Corriere della Sera, 20 gennaio 2008
Negatori del Risorgimento, da Nord e da Sud
Le città e i paesi italiani, soprattutto del Sud Italia, riportano i nomi di uomini a cui sono state intitolate strade e piazze e che nel bene e nel male hanno fatto la storia del nostro Risorgimento. Nei manuali scolastici e nelle fiction televisive il Risorgimento italiano è stato caricato di una retorica che gli studi recenti stanno smentendo.
Quella dei Savoia nei confronti del Sud Italia fu una violenta conquista, altro che spontanea adesione o liberi plebisciti, e il brigantaggio, come si evince nel libro di Gigi Di Fiore «Controstoria dell’Unità d’Italia», fu l’effetto di tale violenza sul Sud. In conclusione di questa breve e realistica constatazione storica, è ancora utile avere via Cialdini, via Fanti? Non sarebbe più utile rivedere la toponomastica e spiegare realmente, soprattutto ai nostri giovani come andò realmente l’Unità d’Italia?
Saverio Ciccimarra
Matera
Caro Ciccimarra,
Lei definisce «breve e realistica constatazione storica» quella che è in realtà una versione «negazionista» del Risorgimento, molto di moda ormai da parecchi anni. Per la verità le versioni negazioniste sono due. Vi è quella della Lega Nord che denuncia l’annessione piemontese delle province settentrionali e si è servita del bicentenario della nascita di Garibaldi per deplorare la spedizione dei Mille. E vi è quella di molti meridionali, convinti che i famigerati briganti fossero devoti partigiani dei Borbone e che la guerra del brigantaggio, fra il 1861 e il 1865, fosse la versione italiana di quella che si combatteva durante gli stessi anni negli Stati Uniti. Da quando Bossi ha fatto la sua apparizione nella politica italiana e molti meridionali hanno deciso paradossalmente di imitarlo, il Risorgimento e l’unità nazionale sono soggetti a una sorta di fuoco incrociato proveniente dal Nord e dal Sud.
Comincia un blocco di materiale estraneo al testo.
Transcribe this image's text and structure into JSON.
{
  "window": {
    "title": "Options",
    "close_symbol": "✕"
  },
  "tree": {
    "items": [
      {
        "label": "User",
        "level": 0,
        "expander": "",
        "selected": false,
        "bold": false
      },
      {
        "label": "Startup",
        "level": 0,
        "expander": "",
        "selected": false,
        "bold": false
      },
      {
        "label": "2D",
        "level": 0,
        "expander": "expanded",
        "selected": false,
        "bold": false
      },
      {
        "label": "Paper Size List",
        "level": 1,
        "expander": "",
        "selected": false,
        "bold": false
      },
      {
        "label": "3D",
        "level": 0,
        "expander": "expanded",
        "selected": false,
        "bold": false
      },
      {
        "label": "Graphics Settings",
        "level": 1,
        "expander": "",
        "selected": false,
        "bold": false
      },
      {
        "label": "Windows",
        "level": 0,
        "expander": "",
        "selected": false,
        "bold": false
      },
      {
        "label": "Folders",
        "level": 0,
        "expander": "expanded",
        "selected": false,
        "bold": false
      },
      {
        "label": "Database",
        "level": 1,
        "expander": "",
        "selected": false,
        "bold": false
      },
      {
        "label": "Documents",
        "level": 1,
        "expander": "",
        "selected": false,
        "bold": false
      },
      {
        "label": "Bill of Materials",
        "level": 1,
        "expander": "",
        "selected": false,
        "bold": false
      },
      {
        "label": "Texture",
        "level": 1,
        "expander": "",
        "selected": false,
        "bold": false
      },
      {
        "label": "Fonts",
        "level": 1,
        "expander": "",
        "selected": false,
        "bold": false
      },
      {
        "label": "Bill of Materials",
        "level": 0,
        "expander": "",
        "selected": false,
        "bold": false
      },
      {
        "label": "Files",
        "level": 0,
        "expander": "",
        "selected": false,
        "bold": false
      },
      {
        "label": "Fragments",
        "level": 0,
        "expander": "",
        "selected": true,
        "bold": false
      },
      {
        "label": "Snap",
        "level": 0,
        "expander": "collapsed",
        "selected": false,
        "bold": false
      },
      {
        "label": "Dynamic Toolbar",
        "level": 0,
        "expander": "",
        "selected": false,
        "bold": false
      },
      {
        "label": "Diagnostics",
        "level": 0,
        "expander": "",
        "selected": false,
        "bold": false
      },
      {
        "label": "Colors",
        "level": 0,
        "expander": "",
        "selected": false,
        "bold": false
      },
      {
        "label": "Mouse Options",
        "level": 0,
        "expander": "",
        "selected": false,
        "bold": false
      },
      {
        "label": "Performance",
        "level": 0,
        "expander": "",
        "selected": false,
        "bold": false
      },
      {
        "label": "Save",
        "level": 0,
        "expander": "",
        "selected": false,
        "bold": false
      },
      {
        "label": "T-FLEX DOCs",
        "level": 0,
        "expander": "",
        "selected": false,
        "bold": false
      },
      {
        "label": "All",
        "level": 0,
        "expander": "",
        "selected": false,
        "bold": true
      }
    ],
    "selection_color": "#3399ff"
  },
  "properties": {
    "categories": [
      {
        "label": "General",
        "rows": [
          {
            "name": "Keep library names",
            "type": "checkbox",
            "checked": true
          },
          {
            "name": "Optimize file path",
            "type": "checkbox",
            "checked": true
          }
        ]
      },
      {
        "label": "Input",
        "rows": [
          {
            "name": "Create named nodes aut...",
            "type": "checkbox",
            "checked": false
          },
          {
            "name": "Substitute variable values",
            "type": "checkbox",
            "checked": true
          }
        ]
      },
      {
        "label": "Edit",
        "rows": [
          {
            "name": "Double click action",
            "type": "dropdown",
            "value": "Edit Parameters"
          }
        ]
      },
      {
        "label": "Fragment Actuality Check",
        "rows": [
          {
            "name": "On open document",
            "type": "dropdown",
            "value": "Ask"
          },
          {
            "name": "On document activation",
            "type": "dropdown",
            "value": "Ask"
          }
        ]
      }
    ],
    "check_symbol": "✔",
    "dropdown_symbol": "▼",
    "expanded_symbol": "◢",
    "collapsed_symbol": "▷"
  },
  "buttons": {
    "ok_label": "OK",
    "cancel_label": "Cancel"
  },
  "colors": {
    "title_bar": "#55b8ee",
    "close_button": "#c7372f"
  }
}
Il guaio per gli attaccanti, caro Ciccimarra, è che queste due ideologie antirisorgimentali sono costruite su basi insicure e pilastri traballanti. La borghesia veneta era stanca del dominio austriaco, ma il collasso della nuova repubblica veneziana, nel 1849, dimostrò che il progetto di Daniele Manin non era politicamente e militarmente realistico. Carlo Cattaneo desiderava che il Lombardo Veneto avesse, nell’ambito dell’Impero asburgico, i diritti e l’autonomia che la Catalogna ha conquistato nella Spagna postfranchista. Ma l’Austria non aveva alcuna intenzione di rinunciare al centralismo viennese.
La situazione al Sud era persino peggiore. Non è necessario avere letto le lettere scritte su Napoli nel 1851 da un grande uomo politico britannico, William Gladstone, per riconoscere che il Regno borbonico, verso la metà dell’Ottocento, era poliziesco, reazionario, male amministrato e terribilmente arretrato. Credo anch’io che occorra rendere onore ai difensori di Messina e Gaeta. Ma l’esercito, la flotta e la pubblica amministrazione del Regno delle Due Sicilie si sfaldarono come neve al sole.
Nel 1860, quando Cavour decise di cavalcare gli eventi e di estendere al Sud il processo di unificazione nazionale, non esistevano alternative. Se la penisola italiana voleva scrollarsi di dosso il torpore che aveva spento, dall’inizio del Seicento, i suoi spiriti vitali, non vi era altra prospettiva fuorché quella offerta dal disegno unitario dei piemontesi. Dobbiamo al Risorgimento il ritorno dell’Italia in Europa e i suoi innegabili progressi in 156 anni di vita nazionale.
Naturalmente non tutti hanno tratto dall’Unità gli stessi vantaggi. Ma anziché dare la colpa alla classe dirigente del Risorgimento, molti italiani del Sud e del Nord, dovrebbero guardarsi allo specchio e fare un contrito mea culpa.